Da qualche giorno il Presidente del Consiglio dei Ministri aveva ripreso il dialogo con Vannino Chiti (ex ministro delle riforme costituzionali) il quale, insieme a numerosi dissidenti del PD e ad alcuni senatori di M5S e Sel, si è riunito nella sala della Commissione Affari Europei per persuaderle a fare un passo indietro sul numero degli emendamenti.
Nella giornata del 29 luglio il compromesso sembra apparentemente raggiunto: slittamento della votazione finale in Aula tra il 2 e il 10 settembre con possibilità di rivedere le norme sull’immunità e senza toccare l’elezione indiretta dei senatori a patto che i dissidenti PD e i grillino ritirino i loro emendamenti “blocca-tutto”. Le motivazioni di Renzi vengono espresse così: “C’è chi vuole bloccare tutto. E c’è chi vuole cambiare, iniziando da se stesso. Dalla vostra capacità di tenuta dipende molto il futuro dell’Italia”. Il Premier mira dunque a richiamare alle proprie responsabilità i senatori, aprendo su alcuni punti del ddl Boschi, in primis sulla questione delle preferenze della nuova legge elettorale (approvata alla Camera il 12 marzo). Ancora una volta però il tentativo di mediazione è fallito e il ministro Maria Elena Boschi ha ribadito la fermezza del Governo nel non voler cedere all’ostruzionismo.

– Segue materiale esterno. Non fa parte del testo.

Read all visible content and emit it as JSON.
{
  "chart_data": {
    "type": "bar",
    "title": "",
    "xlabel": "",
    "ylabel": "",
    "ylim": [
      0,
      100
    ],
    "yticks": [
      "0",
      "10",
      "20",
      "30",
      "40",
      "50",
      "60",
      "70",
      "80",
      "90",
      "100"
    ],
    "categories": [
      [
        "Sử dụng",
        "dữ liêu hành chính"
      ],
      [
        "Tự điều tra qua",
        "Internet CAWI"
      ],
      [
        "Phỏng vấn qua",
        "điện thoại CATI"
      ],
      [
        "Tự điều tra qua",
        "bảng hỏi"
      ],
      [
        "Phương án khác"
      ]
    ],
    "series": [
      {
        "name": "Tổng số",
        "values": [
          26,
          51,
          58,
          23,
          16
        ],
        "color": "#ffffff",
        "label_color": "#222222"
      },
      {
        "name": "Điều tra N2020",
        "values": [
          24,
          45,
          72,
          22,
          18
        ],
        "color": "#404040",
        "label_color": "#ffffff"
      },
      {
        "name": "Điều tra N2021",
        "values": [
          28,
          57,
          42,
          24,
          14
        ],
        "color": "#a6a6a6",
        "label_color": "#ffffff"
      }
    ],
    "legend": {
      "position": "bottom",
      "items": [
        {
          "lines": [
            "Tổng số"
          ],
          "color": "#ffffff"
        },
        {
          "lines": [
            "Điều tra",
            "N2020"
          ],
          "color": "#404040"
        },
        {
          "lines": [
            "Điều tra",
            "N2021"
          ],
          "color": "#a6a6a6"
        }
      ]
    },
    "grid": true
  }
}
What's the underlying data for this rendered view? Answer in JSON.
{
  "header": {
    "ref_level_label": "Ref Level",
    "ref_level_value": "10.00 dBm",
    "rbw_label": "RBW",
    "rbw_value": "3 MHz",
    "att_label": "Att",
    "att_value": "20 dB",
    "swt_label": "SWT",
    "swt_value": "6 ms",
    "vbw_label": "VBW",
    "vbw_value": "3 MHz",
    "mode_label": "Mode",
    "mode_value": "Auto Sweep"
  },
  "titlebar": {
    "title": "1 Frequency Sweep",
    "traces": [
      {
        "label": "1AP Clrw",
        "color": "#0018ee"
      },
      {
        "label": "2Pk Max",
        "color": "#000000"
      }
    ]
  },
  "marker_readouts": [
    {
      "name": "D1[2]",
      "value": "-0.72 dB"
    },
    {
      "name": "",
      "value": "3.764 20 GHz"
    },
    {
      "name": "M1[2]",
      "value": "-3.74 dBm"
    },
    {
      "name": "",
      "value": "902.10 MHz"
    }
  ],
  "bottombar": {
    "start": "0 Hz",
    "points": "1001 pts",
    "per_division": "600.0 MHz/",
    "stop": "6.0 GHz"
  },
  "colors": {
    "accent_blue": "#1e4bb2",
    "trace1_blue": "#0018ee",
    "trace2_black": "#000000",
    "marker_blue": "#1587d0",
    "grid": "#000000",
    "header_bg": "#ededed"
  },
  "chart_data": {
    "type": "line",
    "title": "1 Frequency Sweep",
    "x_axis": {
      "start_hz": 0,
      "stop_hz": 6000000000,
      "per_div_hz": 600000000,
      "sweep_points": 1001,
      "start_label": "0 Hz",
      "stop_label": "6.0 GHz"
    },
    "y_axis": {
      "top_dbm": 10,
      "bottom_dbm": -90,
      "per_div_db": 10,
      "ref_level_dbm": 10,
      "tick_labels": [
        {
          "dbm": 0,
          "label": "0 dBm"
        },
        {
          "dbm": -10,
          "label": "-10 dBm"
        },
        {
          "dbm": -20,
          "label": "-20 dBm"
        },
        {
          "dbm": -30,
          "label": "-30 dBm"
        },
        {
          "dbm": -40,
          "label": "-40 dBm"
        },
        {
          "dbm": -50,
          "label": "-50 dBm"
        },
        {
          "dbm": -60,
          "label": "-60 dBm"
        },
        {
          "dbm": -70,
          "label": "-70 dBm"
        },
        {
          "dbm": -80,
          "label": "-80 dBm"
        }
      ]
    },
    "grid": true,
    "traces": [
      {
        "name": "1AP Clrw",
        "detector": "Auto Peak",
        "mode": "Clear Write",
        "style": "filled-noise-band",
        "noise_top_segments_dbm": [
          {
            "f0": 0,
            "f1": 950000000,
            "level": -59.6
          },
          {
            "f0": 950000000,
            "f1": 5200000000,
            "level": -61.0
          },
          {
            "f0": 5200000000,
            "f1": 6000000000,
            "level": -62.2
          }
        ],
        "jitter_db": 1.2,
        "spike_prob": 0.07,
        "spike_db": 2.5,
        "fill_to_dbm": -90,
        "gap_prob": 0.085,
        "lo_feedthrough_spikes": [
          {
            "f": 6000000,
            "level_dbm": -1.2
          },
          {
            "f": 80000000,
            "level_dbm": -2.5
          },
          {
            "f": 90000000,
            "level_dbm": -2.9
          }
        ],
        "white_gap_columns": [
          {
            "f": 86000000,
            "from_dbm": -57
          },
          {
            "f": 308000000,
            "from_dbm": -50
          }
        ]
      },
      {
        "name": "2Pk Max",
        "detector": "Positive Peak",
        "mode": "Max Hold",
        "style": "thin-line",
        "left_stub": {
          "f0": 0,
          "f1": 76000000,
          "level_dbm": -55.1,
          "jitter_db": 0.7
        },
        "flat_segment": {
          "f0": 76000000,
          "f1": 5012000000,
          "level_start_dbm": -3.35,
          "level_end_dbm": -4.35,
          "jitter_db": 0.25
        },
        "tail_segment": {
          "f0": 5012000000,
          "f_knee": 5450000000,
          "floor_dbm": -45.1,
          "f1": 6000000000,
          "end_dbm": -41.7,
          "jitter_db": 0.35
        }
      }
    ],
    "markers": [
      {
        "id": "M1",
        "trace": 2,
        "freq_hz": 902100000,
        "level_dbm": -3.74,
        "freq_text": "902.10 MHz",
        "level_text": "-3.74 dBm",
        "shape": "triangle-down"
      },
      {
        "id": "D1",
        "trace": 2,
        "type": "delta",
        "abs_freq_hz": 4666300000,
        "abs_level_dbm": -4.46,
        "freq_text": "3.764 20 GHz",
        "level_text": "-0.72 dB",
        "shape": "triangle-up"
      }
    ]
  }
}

Continuano così gli incontri tra Renzi e Berlusconi (per la conferma del patto del Nazareno) e il lancio di frecciatine con Grillo che ha recentemente dichiarato “guerra democratica” al leader di Palazzo Chigi.

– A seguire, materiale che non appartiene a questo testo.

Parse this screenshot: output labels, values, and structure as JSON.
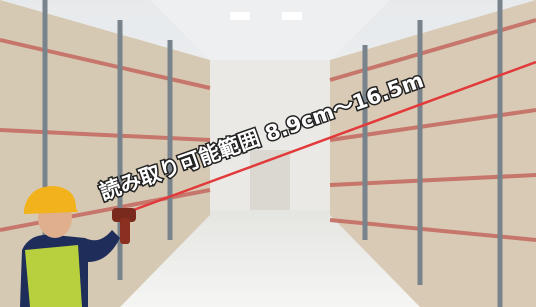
{
  "caption": "読み取り可能範囲 8.9cm～16.5m"
}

Dialogo? No. Le forze politiche in gioco si sono rese protagoniste di veri e propri botta e risposta, di scambio di accuse e insulti reciproci, rendendo la politica italiana degna erede di quel trasformismo che la guidò sino al trionfo del regime fascista. Il Governo Renzi dovrebbe essere il governo della svolta, l’opportunità per riportare la credibilità del nostro Paese ad un livello dignitoso e per avviare un processo di riforme che invece si è trasformato in una vera e propria “maratona negoziale” incapace di superare i particolarismi interni e di tutelare i bisogni del Paese e degli Italiani.
Fallimento? No. Diamo ancora fiducia a Renzi e al suo Governo, che hanno messo un grande impegno nell’arduo tentativo di accantonare la politica vecchia, conservatrice e datata che dominava il nostro Parlamento. Ma le riforme non devono e non possono essere rinviate, perché “l’Italia e gli Italiani non possono più aspettare.”